We were the head, and they the body — and neither conquers alone.

—You who founded Villa Rica before even marching inland, tell me: did you already know you were defying Governor Velázquez?
I knew it, and that is why I took care with formalities. By founding Veracruz, I created a town council, a cabildo, which appointed me captain in the direct name of the king. Thus I no longer answered to Diego Velázquez, but to Charles V himself. Everything was recorded, sealed, sent by my first Cartas de Relación. A prudent man does not rebel: he makes himself necessary, then he writes to the emperor before his rivals do. You saw me drafting those letters late into the night — it was not vanity, it was my paper armor against the judges of Castile.
A prudent man does not rebel: he makes himself necessary.
—After the fall of the city, you built Mexico on its ruins, with the very stones of the temples. Why this superimposition, Hernán?

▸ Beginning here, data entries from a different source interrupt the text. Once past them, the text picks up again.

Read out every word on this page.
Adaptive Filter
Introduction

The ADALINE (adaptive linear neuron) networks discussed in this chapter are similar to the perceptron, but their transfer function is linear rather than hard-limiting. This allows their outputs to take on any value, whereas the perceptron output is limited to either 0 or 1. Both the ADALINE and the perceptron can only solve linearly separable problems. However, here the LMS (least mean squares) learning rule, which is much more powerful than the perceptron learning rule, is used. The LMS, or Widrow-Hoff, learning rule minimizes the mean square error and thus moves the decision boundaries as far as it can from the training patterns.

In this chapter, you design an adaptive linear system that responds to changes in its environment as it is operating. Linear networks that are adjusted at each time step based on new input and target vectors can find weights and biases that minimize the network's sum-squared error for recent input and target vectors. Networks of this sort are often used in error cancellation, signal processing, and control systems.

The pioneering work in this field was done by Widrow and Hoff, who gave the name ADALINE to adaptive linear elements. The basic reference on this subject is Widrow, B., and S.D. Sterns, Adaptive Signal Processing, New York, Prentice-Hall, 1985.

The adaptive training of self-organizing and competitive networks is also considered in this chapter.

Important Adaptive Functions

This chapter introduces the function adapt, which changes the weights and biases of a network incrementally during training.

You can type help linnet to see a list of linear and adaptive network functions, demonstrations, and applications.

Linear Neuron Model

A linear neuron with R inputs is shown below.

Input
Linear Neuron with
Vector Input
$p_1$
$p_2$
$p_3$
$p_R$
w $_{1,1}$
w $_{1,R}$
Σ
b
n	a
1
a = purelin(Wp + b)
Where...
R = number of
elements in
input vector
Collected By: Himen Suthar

Because a city is conquered not only by the sword, Bernal, but by the memory one plants there. To raze Tenochtitlan and flee would have been to leave a field of ruins where rebellion would have sprouted again. I ordered that the city be rebuilt on the same spot, on the ancient grid, and that the stones of the temples serve for the churches of the true faith. Where men were sacrificed, Mass would henceforth be said. It was practical — the foundations existed — and it was symbolic: Nueva España was born from the very body of the old empire. I wanted a capital worthy of the emperor, not a heap of ashes.
Where men were sacrificed, Mass would henceforth be said.
—One last thing, my captain. Of all those who marched with you, whom do you miss the most, in these days of Cuernavaca?
Strange request from a living man sitting before me! But I answer you frankly, since it is you. I miss the brave men who fell on the Noche Triste, those whose bodies I could not even recover. I miss that ardor of the early days, when everything was to be dared and the court had not yet entangled us in lawsuits. Today I plead, I count my lands, I watch for dispatches from Castile — and even old Velázquez himself seems almost a companion to me, now that his like harass me. Keep memory of all this, Bernal. Men quickly forget what great things have cost.
Men quickly forget what great things have cost.
This imaginary interview was generated by artificial intelligence from sources documented in Hernán Cortés's profile. It dramatises what the figure might have said based on what we know about them, but does not constitute attested historical testimony. For primary sources and factual documentation, refer to the full profile.